Otherwise, it is hardly possible to have a stable operation and to have
the charging voltage reach the setting voltage value.
BRIEF SUMMARY OF THE INVENTION
It is an object of the invention to provide a self-excited power supply
device which is arranged to be capable of stably operating, even at a low
temperature and in the event of a light load, by using a compact switching
element, such as a field-effect transistor (FET), and also to provide a
flash apparatus having the self-excited power supply device.
To attain the above object, in accordance with an aspect of the invention,
there is provided a power supply device (for a flash apparatus), which
comprises a transformer for stepping up a voltage of a power supply, an
oscillation-controlling switching element, a first winding of the
transformer and the switching element being connected in parallel with the
power supply, and current-to-voltage conversion means for outputting a
voltage signal according to a current flowing from a secondary winding of
the transformer to a main capacitor, wherein turning-on and turning-off of
the switching element are controlled in accordance with the voltage signal
outputted from the current-to-voltage conversion means so as to effect an
oscillation operation.
In accordance with another aspect of the invention, there is provided a
DC-to-DC converter device for a flash apparatus, or a flash apparatus
having the DC-to-DC converter device, which comprises a transformer, a
switching element connected in series to a primary coil of the
transformer, the switching element being turned on to cause a current from
a power supply to flow to the primary coil and being turned off to cut off
the current to the primary coil, current-to-voltage conversion means
connected to a secondary coil of the transformer for forming a voltage
according to a value of a current flowing to the secondary coil, and a
signal forming circuit which detects the voltage formed by the
current-to-voltage conversion means and shifts an output state thereof
from a first signal output state to a second signal output state when
having detected that the voltage indicates a voltage value representing
that the value of the current flowing to the secondary coil is not less
than a predetermined value, wherein the switching element is connected to
the signal forming circuit and is arranged to be turned on when the output
state of the signal forming circuit is the first signal output state and
to be turned off when the output state of the signal forming circuit is
the second signal output state.
In accordance with a further aspect of the invention, there is provided a
DC-to-DC converter device for a flash apparatus, or a flash apparatus
having the DC-to-DC converter device, which comprises a transformer, a
switching element connected in series to a primary coil of the
transformer, the switching element being turned on to cause a current from
a power supply to flow to the primary coil and being turned off to cut off
the current to the primary coil, a current-to-voltage conversion circuit
having a transistor and an impedance element, a base of the transistor
being connected to a secondary coil of the transformer so that a base
current according to a value of a current flowing to the secondary coil
flows, a collector of the transistor being connected to the impedance
element, the transistor forming, as an output of the impedance element, a
voltage according to the value of the current flowing to the secondary
coil, and a signal forming circuit which detects the voltage formed by the
current-to-voltage conversion circuit and shifts an output state thereof
from a first signal output state to a second signal output state when
having detected that the voltage indicates a voltage value representing
that the value of the current flowing to the secondary coil is not less
than a predetermined value, wherein the switching element is connected to
the signal forming circuit and is arranged to be turned on when the output
state of the signal forming circuit is the first signal output state and
to be turned off when the output state of the signal forming circuit is
the second signal output state.
The above and other objects and features of the invention will become
apparent from the following detailed description of preferred embodiments
thereof taken in connection with the accompanying drawings.

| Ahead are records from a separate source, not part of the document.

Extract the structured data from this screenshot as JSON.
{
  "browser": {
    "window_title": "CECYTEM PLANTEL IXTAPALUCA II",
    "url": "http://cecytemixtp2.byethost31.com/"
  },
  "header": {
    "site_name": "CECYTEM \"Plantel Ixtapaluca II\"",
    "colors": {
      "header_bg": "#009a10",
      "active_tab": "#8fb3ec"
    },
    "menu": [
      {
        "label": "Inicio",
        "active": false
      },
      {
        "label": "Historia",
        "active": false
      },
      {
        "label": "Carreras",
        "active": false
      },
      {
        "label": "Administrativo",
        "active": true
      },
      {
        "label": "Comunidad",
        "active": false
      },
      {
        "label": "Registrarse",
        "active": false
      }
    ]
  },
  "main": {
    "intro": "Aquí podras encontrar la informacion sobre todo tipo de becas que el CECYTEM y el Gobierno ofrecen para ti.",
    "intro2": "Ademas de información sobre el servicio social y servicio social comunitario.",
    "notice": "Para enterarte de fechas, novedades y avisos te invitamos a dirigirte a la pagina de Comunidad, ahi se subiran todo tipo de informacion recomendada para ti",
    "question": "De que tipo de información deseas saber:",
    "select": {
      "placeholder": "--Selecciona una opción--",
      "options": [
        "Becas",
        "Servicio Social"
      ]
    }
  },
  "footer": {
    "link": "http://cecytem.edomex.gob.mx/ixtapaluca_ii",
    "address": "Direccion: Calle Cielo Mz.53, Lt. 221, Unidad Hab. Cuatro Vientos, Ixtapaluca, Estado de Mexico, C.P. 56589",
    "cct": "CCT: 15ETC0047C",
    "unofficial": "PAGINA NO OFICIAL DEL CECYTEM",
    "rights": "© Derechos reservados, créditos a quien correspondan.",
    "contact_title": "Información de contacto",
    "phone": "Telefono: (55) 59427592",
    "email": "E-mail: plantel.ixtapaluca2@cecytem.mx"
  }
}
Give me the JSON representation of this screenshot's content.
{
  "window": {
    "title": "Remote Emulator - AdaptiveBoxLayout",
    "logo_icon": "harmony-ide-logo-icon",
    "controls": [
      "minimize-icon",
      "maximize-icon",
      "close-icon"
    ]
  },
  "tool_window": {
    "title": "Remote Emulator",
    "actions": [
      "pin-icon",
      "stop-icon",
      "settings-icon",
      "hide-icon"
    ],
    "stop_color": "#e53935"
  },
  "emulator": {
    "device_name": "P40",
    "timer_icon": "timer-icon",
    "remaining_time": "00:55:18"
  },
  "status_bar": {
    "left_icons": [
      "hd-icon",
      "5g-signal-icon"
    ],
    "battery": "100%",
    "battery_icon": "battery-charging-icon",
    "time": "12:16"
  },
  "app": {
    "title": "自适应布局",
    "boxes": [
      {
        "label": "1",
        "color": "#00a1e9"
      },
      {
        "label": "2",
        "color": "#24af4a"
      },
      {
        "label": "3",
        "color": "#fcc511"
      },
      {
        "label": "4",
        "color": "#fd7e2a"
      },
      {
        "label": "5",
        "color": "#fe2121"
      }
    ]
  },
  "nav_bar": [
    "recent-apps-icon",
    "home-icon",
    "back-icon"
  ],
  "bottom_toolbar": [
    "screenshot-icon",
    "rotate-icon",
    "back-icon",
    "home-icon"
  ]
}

BRIEF DESCRIPTION OF THE SEVERAL VIEWS OF THE DRAWING
FIG. 1 is a circuit block diagram of a flash apparatus according to a first
embodiment of the invention.
FIG. 2 is a flow chart showing an operation of the flash apparatus shown in
FIG. 1.
FIG. 3 is a timing chart showing the operation of the flash apparatus shown
in FIG. 1.
FIG. 4 is a circuit block diagram of a flash apparatus according to a
second embodiment of the invention.
FIG. 5 is a circuit block diagram of a flash apparatus according to a third
embodiment of the invention.
FIG. 6 is a circuit block diagram of a conventional power supply device.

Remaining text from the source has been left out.